509 Page – American State Trials 1918 Volume X Leo Frank Document

Reading Time: 3 minutes [396 words]


Here is the translated text as follows:

WILLIAM WEMMS AND SEVEN OTHERS. 477

Consider that the people around you thought you came to dragoon them into obedience to statutes, instructions, mandates, and edicts, which they thoroughly detested. Many of these people were thoughtless and inconsiderate, old and young, sailors and landmen, negroes and mulattos. The soldiers had no friends among them; the rest were in opposition to them. With all the bells ringing to call the town together to assist the people in King Street, for they knew by that time that there was no fire, the people were shouting, huzzaing, and making the mob whistle, as they call it. When a boy makes this sound in the street, it is no formidable thing, but when made by a multitude, it is a most hideous shriek, almost as terrible as an Indian's yell. The people were crying, "Kill them," "Knock them over!" while heaving snowballs, oyster shells, clubs, and white birch sticks three inches and a half in diameter.

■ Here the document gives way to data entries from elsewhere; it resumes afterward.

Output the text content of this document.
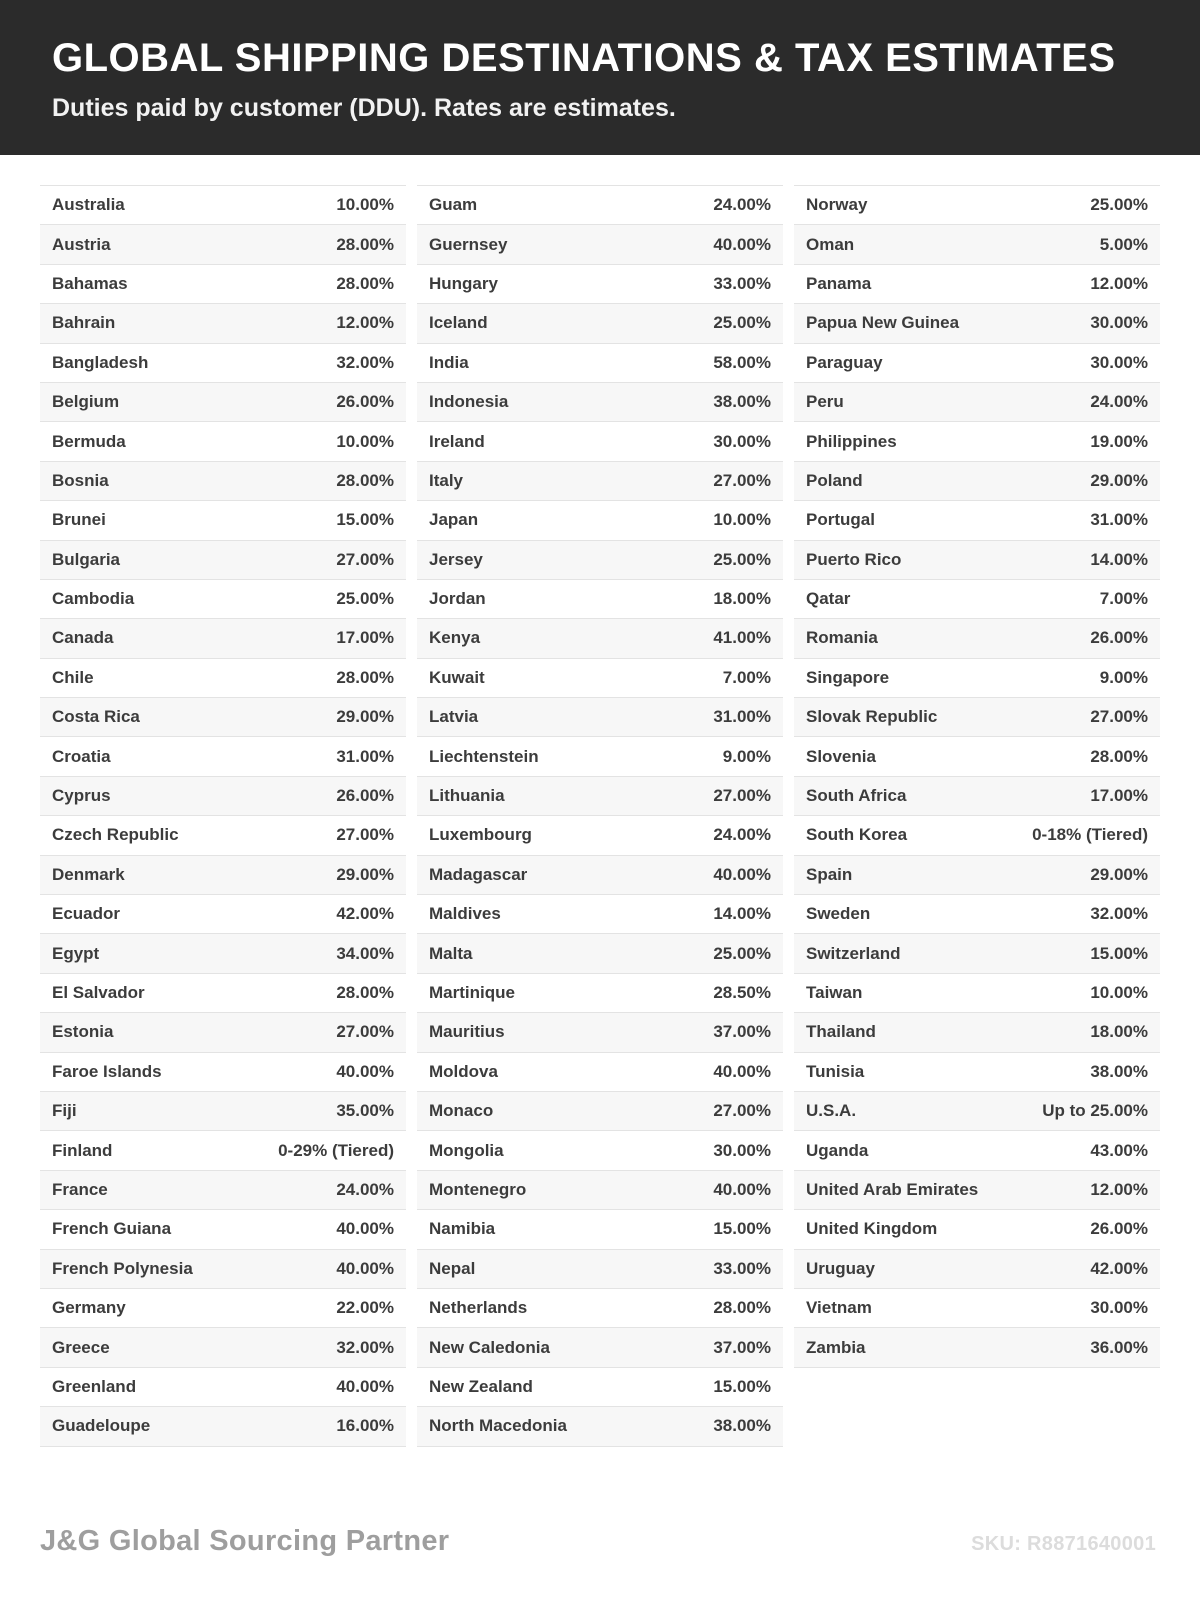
GLOBAL SHIPPING DESTINATIONS & TAX ESTIMATES
Duties paid by customer (DDU). Rates are estimates.
Australia	10.00%
Austria	28.00%
Bahamas	28.00%
Bahrain	12.00%
Bangladesh	32.00%
Belgium	26.00%
Bermuda	10.00%
Bosnia	28.00%
Brunei	15.00%
Bulgaria	27.00%
Cambodia	25.00%
Canada	17.00%
Chile	28.00%
Costa Rica	29.00%
Croatia	31.00%
Cyprus	26.00%
Czech Republic	27.00%
Denmark	29.00%
Ecuador	42.00%
Egypt	34.00%
El Salvador	28.00%
Estonia	27.00%
Faroe Islands	40.00%
Fiji	35.00%
Finland	0-29% (Tiered)
France	24.00%
French Guiana	40.00%
French Polynesia	40.00%
Germany	22.00%
Greece	32.00%
Greenland	40.00%
Guadeloupe	16.00%
Guam	24.00%
Guernsey	40.00%
Hungary	33.00%
Iceland	25.00%
India	58.00%
Indonesia	38.00%
Ireland	30.00%
Italy	27.00%
Japan	10.00%
Jersey	25.00%
Jordan	18.00%
Kenya	41.00%
Kuwait	7.00%
Latvia	31.00%
Liechtenstein	9.00%
Lithuania	27.00%
Luxembourg	24.00%
Madagascar	40.00%
Maldives	14.00%
Malta	25.00%
Martinique	28.50%
Mauritius	37.00%
Moldova	40.00%
Monaco	27.00%
Mongolia	30.00%
Montenegro	40.00%
Namibia	15.00%
Nepal	33.00%
Netherlands	28.00%
New Caledonia	37.00%
New Zealand	15.00%
North Macedonia	38.00%
Norway	25.00%
Oman	5.00%
Panama	12.00%
Papua New Guinea	30.00%
Paraguay	30.00%
Peru	24.00%
Philippines	19.00%
Poland	29.00%
Portugal	31.00%
Puerto Rico	14.00%
Qatar	7.00%
Romania	26.00%
Singapore	9.00%
Slovak Republic	27.00%
Slovenia	28.00%
South Africa	17.00%
South Korea	0-18% (Tiered)
Spain	29.00%
Sweden	32.00%
Switzerland	15.00%
Taiwan	10.00%
Thailand	18.00%
Tunisia	38.00%
U.S.A.	Up to 25.00%
Uganda	43.00%
United Arab Emirates	12.00%
United Kingdom	26.00%
Uruguay	42.00%
Vietnam	30.00%
Zambia	36.00%
J&G Global Sourcing Partner	SKU: R8871640001
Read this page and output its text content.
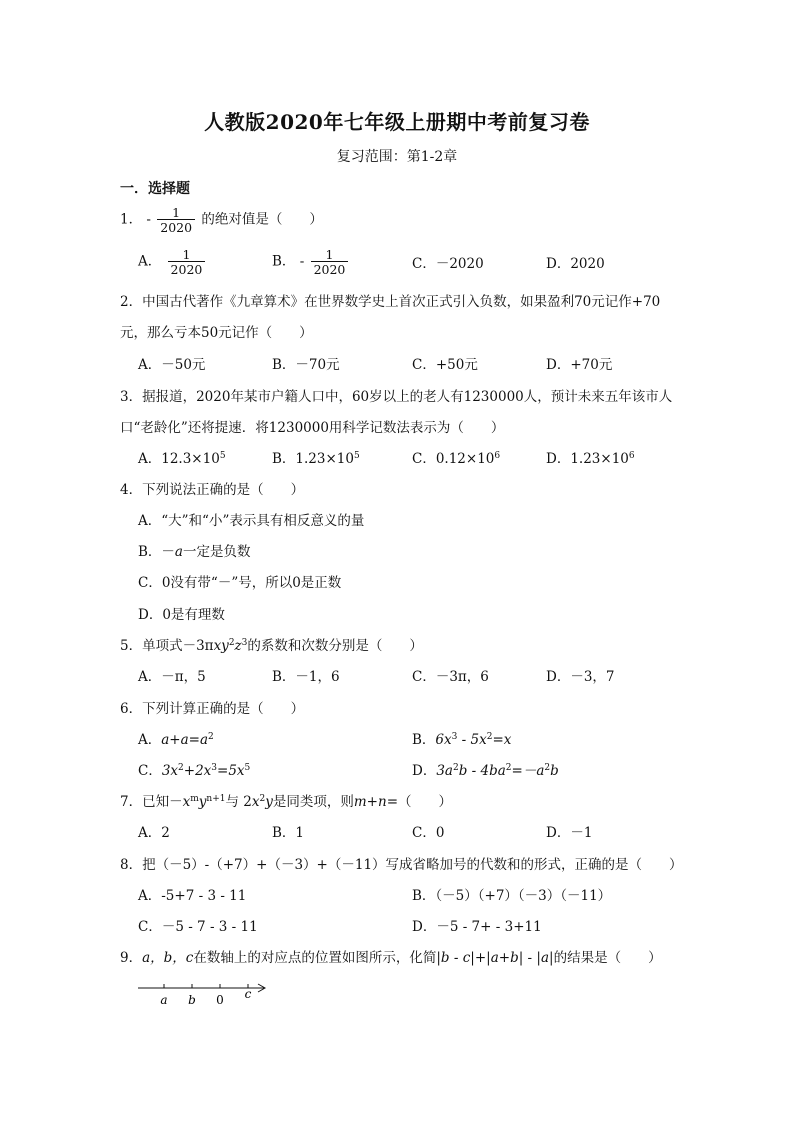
人教版2020年七年级上册期中考前复习卷
复习范围：第1-2章
一．选择题
1． - $\frac{1}{2020}$ 的绝对值是（　　）
A． $\frac{1}{2020}$	B． - $\frac{1}{2020}$	C．－2020	D．2020
2．中国古代著作《九章算术》在世界数学史上首次正式引入负数，如果盈利70元记作+70
元，那么亏本50元记作（　　）
A．－50元	B．－70元	C．+50元	D．+70元
3．据报道，2020年某市户籍人口中，60岁以上的老人有1230000人，预计未来五年该市人
口“老龄化”还将提速．将1230000用科学记数法表示为（　　）
A．$12.3\times 10^5$	B．$1.23\times 10^5$	C．$0.12\times 10^6$	D．$1.23\times 10^6$
4．下列说法正确的是（　　）
A．“大”和“小”表示具有相反意义的量
B．－a一定是负数
C．0没有带“－”号，所以0是正数
D．0是有理数
5．单项式$-3\pi xy^2z^3$的系数和次数分别是（　　）
A．－π，5	B．－1，6	C．－3π，6	D．－3，7
6．下列计算正确的是（　　）
A．$a+a=a^2$	B．$6x^3 - 5x^2=x$
C．$3x^2+2x^3=5x^5$	D．$3a^2b - 4ba^2=-a^2b$
7．已知$-x^my^{n+1}$与 $2x^2y$是同类项，则m+n=（　　）
A．2	B．1	C．0	D．－1
8．把（－5）-（+7）+（－3）+（－11）写成省略加号的代数和的形式，正确的是（　　）
A．-5+7 - 3 - 11	B．（－5）（+7）（－3）（－11）
C．－5 - 7 - 3 - 11	D．－5 - 7+ - 3+11
9．a，b，c在数轴上的对应点的位置如图所示，化简|b - c|+|a+b| - |a|的结果是（　　）
a b 0 c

Consider yourselves in this situation, and then judge whether a reasonable man in the soldiers' situation would not have concluded they were going to kill him. I believe that if I were to reverse the scene, I should bring it home to our own bosoms. Suppose Colonel Marshall, when he came out of his own door and saw these grenadiers coming down with swords, had thought it proper to have appointed a military watch. Suppose he had assembled Gray and Attucks, who were killed, or any other persons in town, and had planted them in that station as a military watch. If there had come from Murray's barracks thirty or forty soldiers, with no other arms than snowballs, cakes of ice, oyster shells, cinders, and clubs, and attacked this military watch in this manner, what do you suppose would have been the feelings and reasonings of any of our householders?

I confess I believe they would not have borne the one-half of what the witnesses have sworn the soldiers bore until they had shot down as many as were necessary to intimidate and disperse the rest. This is because the law does not oblige us to bear insults to the danger of our lives, to stand still with such a number of people around us, throwing such things at us, and threatening our lives, until we are disabled to defend ourselves.